ABSTRACT

Architects have always been avid travellers. In 1665, Bernini was invited to Paris by Louis XIV to work on the Louvre, his fame travelling before him, in one of the earliest examples of an architectural star system (Filler 2007: xvi). In 1754, the Scottish neo-classical architect Robert Adam made a tour of the most famous buildings and sites of antiquity of France, Italy and Dalmatia, combining ‘the attributes of student, well-to-do traveler, explorer, collector, and scientific observer’ (Ockman 2005: 161). In 1929, Le Corbusier visited South America, his return voyage enlivened by a meeting with Josephine Baker; he would even impersonate the dancer at an on-board costume ball (Bacon 2001). In the 1940s, the advent of Nazism drove some of the leading proponents of the Bauhaus – Gropius, Breuer, Mies van der Rohe – into exile in America, where they would help to redefine commercial architecture.
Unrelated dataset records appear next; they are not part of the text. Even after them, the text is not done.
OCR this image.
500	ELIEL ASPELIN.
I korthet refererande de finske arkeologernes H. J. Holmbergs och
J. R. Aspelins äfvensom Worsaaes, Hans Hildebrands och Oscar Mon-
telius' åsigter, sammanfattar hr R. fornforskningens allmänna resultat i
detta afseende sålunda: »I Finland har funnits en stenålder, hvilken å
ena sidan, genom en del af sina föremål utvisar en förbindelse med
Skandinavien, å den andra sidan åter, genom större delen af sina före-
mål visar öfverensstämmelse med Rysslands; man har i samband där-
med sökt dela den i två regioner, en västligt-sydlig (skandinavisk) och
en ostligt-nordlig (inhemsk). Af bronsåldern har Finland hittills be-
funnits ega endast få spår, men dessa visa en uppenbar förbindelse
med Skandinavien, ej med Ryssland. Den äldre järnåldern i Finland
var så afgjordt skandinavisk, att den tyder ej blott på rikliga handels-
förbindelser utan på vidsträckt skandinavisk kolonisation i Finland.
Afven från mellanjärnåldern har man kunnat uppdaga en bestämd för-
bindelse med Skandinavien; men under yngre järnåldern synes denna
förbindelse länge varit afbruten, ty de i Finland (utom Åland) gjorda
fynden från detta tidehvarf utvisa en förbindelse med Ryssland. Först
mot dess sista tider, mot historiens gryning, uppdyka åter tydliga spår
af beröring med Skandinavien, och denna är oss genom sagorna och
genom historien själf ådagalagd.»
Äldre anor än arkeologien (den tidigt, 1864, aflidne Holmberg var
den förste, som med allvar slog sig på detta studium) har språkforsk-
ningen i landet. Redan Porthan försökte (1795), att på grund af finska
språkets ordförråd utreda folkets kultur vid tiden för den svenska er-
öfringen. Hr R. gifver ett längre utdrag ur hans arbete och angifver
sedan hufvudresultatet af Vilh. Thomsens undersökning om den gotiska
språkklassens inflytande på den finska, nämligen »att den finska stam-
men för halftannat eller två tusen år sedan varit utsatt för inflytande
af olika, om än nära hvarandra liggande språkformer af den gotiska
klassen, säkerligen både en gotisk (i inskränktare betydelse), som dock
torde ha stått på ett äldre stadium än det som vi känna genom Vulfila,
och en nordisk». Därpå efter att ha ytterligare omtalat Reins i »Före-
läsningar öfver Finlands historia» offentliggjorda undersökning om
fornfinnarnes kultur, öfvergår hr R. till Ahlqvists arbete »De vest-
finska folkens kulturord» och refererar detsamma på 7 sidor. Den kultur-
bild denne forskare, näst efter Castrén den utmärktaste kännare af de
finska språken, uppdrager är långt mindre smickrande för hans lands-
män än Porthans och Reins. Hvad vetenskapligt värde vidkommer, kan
American design and construction firms have been operating internationally for over a century, driven partly by US foreign policy initiatives, but partly too by an early export-consciousness on the part of construction firms (Cody 2003). And over several centuries, colonial adventurism has seen the systematic, state-aided export of architects, engineers and building systems, leaving behind a fascinating set of architectural trails around the world (see, for example, Cohen 1995; King 2004; Nasr and Volait 2003).